You often hear people say, “You need to watch what you say,” but in reality we don’t need to watch what we say.
We need to watch how we say it.
I am someone who people come to for advice a lot. I enjoy giving advice and people have often said they admire my honesty.
I am confrontational. If I don’t like the way you are treating me, I will tell you. After all, I was taught that honesty is the best policy.
If you ask me for advice regarding the boy you like, I will tell you what I honestly think you should do.
Many people come to me for friendship advice, and trust me, I will be brutally honest with you when it comes to giving advice on that subject. There is no point in spending time with fake friends because there is so much time in life to get out and make new, real friends.
There is no point in not being honest, when that is what everyone craves. You just need to watch how you phrase things so people don’t get hurt. Sometimes, there is no nice way to put something and you just need to say it as it is. Other times, you can twist your words around in order to make your message get across in a nicer way.
I think it is so important to be honest with people, especially your friends.
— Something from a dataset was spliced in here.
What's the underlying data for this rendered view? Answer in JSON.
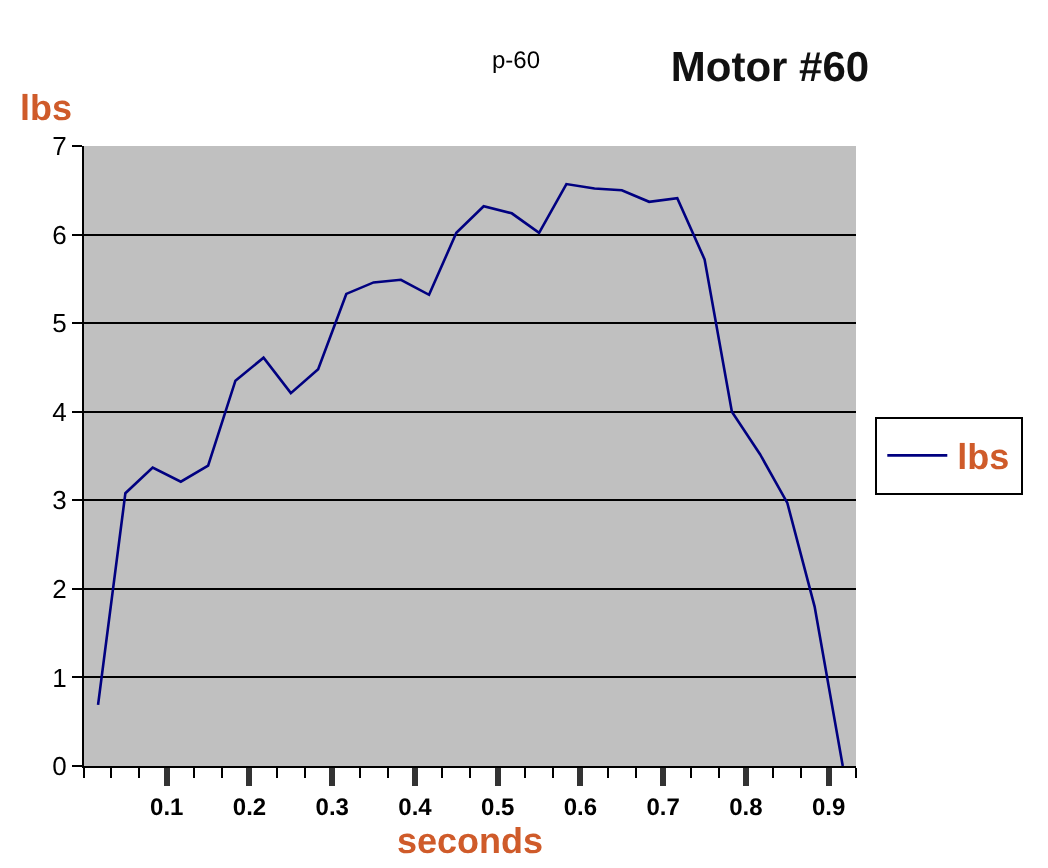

I personally know that when I ask my friends for advice or an opinion, I can tell when they aren’t being honest. When I can sense someone not being honest with me I see them as a fake person and I am less attracted to them, meaning I will want to be around them less.
I see honesty as one of the best qualities someone can have. Even if the person is brutally honest sometimes, it’s better than lying to protect someone’s feelings.
Maybe it’s just me, but I don’t want to be around fake people or be in fake friendships. I want real, genuine friendships and relationships. I want real, harsh advice so I can work on myself and better myself each day.
Tell me if you don’t want to be friends with me, because it will not hurt me. It will just help me realize who is actually there for me and worth spending time with.
It is all about the way you say something. For example, if your friend asks if you like her outfit, you can say, “I think this top goes better with those jeans.”
If your friend asks you if you think her boyfriend is a jerk you can say, “I just don’t think he is the best person for you. He can be a little judgemental sometimes.”
Remember, there is no point in lying especially, if you’re talking to a close friend.
Honesty will always go a long way, especially if you phrase it the right way.